An' we knowed, without darin' to say the word, They was tripped fer the Great Unknown,
Fer the gorge had slapped the current round
An' cut 'em off from the higher ground,
An' the hand that could save 'em from bein' drowned Was the hand of God alone.
Then all at oncet we heerd a yell
An', down 'cross the willow bank, A-layin' a course that was skeercely snug, Came Jakey Dale with his whiskey jug, As drunk as the mate of a log-raft tug,
An' a-swearin' somethin' rank.
"You rust-chawed fragments o' junk," sez he, "Now what do you think you've found?
A-standin' 'round on this old bilge tank
Like a bunch o' frogs on a floatin' plank;
Be ye lookin' fer gold in yon cut-bank?" An' then he heerd that sound.
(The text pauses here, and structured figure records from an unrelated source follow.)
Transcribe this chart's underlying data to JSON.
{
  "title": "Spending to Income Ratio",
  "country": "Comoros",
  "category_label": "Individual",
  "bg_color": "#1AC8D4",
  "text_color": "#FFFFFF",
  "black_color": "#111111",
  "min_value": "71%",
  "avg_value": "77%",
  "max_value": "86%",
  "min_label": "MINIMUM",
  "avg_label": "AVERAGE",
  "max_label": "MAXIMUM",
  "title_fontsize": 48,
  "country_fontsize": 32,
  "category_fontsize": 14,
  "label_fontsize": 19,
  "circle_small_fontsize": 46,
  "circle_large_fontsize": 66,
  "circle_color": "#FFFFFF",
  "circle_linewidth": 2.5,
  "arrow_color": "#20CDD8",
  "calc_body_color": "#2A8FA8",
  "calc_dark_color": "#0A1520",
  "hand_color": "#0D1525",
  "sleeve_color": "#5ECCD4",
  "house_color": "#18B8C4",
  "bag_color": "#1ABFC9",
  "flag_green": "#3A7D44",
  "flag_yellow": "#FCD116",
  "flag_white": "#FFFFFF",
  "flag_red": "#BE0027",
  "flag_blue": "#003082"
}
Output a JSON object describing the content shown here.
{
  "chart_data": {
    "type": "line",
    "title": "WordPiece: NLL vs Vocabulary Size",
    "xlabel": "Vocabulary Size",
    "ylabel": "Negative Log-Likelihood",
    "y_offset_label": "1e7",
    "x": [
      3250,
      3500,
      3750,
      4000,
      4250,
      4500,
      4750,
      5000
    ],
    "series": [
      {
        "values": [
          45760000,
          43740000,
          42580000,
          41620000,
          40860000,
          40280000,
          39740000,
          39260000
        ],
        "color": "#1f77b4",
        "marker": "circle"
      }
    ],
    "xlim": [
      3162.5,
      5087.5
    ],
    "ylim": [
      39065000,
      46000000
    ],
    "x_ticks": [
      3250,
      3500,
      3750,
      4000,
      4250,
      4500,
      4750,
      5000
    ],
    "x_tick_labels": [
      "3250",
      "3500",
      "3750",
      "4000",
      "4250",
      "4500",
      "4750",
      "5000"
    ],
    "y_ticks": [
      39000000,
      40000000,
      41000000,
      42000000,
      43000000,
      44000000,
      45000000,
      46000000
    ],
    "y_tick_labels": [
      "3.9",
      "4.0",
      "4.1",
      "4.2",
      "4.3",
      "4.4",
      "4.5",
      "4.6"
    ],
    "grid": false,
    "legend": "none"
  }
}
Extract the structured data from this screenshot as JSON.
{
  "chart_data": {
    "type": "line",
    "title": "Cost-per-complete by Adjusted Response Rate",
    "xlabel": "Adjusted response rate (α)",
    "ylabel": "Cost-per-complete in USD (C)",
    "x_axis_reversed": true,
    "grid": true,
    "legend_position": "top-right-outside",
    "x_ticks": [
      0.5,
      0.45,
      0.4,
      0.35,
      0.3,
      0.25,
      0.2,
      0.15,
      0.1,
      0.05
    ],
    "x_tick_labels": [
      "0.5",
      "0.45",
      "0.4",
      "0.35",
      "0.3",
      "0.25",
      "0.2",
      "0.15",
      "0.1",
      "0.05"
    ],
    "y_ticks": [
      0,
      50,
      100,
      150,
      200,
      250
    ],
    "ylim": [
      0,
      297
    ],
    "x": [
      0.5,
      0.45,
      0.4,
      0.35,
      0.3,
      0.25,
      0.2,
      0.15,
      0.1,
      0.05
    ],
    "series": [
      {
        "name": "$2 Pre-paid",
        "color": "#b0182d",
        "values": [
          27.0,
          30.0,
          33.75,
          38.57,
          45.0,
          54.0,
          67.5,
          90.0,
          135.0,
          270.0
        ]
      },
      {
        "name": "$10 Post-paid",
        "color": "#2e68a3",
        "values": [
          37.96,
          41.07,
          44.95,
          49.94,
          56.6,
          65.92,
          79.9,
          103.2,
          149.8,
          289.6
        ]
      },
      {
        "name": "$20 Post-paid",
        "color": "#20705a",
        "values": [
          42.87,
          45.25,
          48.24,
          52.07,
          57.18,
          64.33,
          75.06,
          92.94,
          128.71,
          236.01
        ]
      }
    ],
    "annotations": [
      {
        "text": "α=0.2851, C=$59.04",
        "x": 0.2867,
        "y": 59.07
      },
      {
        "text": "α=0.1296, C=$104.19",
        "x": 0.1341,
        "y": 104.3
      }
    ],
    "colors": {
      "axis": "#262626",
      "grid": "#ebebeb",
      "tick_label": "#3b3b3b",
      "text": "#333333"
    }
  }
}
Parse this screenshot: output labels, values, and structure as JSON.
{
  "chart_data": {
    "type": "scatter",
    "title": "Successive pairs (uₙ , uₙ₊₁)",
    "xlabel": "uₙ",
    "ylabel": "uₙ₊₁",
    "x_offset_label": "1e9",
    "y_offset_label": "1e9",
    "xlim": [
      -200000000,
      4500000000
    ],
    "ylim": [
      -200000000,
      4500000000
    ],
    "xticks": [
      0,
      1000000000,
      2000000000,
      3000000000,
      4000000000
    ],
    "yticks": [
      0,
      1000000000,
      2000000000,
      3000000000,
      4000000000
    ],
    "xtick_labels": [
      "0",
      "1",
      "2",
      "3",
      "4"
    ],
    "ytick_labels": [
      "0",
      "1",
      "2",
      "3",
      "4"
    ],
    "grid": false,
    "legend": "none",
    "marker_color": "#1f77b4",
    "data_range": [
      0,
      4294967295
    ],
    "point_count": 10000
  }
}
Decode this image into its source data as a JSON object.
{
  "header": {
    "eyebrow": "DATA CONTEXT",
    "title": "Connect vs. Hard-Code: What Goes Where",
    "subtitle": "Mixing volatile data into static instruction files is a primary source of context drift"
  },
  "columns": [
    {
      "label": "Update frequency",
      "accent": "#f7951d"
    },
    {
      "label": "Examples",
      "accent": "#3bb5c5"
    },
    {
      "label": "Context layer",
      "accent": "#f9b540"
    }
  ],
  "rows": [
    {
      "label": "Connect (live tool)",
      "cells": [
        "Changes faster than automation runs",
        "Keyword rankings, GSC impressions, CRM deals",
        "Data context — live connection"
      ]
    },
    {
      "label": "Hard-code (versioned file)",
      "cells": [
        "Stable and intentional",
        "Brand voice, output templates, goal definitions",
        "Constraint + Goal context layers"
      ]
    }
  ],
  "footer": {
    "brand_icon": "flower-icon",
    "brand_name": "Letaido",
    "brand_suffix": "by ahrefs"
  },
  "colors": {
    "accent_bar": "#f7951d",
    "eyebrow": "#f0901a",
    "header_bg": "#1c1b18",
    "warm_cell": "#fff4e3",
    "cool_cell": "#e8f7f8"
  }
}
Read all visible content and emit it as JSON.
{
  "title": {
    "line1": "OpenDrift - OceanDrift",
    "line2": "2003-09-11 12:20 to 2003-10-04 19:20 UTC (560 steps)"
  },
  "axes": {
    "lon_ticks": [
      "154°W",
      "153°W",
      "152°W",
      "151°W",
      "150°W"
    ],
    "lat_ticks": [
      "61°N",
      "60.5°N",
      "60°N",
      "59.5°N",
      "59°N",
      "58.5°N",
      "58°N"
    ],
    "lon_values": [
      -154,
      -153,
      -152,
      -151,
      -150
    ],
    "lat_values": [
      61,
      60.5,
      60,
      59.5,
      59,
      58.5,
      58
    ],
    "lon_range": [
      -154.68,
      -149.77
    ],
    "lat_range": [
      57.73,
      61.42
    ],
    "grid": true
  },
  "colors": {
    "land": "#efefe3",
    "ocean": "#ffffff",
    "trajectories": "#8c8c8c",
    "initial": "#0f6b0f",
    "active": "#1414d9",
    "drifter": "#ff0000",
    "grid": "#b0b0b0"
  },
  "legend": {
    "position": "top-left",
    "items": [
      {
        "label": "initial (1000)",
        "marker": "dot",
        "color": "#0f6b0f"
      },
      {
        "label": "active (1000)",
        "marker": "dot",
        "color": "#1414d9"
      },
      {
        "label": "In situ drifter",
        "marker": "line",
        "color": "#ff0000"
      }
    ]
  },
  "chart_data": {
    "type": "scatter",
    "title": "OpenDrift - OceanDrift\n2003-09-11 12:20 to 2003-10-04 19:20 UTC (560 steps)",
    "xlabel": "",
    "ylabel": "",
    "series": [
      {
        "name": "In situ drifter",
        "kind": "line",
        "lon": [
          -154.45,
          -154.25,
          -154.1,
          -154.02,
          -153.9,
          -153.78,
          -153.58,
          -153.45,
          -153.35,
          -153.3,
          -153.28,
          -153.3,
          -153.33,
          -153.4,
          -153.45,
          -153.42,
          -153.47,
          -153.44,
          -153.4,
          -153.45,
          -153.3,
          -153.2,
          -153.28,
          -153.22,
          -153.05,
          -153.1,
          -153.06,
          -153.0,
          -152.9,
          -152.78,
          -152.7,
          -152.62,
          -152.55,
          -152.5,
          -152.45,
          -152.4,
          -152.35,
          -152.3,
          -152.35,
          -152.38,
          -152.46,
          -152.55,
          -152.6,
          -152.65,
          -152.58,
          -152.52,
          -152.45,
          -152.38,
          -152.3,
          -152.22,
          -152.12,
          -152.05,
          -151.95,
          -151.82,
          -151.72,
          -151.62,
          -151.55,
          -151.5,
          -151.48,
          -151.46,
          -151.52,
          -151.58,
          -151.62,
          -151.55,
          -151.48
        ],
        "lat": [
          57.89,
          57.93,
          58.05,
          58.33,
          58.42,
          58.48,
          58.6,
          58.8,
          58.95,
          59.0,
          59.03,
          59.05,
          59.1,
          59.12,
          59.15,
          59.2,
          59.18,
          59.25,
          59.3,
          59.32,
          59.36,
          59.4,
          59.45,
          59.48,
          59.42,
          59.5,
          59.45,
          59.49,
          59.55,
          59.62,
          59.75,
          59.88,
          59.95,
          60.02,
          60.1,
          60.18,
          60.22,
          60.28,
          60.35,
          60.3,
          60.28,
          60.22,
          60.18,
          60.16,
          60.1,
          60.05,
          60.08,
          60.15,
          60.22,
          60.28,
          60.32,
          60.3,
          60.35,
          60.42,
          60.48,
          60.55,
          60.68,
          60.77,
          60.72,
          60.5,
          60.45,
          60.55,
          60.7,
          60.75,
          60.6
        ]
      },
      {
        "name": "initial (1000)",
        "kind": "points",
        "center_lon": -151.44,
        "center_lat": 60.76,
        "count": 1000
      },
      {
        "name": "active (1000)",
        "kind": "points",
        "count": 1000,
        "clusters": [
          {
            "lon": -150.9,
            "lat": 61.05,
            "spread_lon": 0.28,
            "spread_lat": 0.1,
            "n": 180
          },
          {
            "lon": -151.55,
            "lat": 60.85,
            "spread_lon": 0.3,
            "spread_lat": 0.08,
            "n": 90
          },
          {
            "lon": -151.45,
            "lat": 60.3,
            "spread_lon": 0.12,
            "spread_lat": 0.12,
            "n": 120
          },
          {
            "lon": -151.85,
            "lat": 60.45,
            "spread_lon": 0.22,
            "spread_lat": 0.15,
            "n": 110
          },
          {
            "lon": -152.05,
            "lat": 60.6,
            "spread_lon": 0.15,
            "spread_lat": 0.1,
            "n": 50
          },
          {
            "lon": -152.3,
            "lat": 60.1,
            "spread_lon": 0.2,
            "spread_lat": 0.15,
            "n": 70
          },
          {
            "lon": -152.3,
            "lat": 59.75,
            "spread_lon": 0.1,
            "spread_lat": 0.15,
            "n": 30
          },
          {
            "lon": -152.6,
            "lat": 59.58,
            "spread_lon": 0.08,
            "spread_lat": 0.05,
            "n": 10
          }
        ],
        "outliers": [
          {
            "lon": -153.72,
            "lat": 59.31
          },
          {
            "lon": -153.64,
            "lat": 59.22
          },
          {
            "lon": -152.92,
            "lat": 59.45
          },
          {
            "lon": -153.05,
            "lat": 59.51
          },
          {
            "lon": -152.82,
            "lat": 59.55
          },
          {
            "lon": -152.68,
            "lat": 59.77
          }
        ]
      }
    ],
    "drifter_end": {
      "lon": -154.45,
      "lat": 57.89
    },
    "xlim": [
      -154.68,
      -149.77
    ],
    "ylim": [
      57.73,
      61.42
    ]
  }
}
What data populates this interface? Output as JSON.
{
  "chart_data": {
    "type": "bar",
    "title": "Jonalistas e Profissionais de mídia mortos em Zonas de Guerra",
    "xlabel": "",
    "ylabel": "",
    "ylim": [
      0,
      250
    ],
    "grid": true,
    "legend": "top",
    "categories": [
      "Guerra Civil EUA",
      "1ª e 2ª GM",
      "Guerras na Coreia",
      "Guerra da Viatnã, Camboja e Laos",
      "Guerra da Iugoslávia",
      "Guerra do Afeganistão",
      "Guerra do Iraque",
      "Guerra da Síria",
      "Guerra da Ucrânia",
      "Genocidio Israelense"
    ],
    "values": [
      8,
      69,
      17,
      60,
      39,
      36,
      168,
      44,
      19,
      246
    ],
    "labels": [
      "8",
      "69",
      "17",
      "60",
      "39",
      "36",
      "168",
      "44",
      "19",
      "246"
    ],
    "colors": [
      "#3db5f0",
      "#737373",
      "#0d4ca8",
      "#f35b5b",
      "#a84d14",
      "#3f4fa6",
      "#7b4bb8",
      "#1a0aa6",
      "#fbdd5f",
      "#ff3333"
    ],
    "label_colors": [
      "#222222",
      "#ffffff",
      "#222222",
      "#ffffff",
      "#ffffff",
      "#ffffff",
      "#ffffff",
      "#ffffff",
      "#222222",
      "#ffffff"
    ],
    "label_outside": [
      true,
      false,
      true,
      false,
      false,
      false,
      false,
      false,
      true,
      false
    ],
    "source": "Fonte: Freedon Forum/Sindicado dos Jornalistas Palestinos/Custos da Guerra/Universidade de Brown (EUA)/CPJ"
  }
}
As quick as the jump of a piston-rod
He was over the wheel-box guard, An' before we could figger on stoppin' him He had slashed the falls from the long-boat's rim An' was out past the slush o' the channel's brim,
A-pullin' quick an' hard.
He sidled his tub through that rippin' flume
While we stood on the "George" an' swore. The boy was loony with raw-corn gin, But he reckoned his course to the width of a pin, Ran straight to the eddy an' clawed her in, An' staggered himself ashore.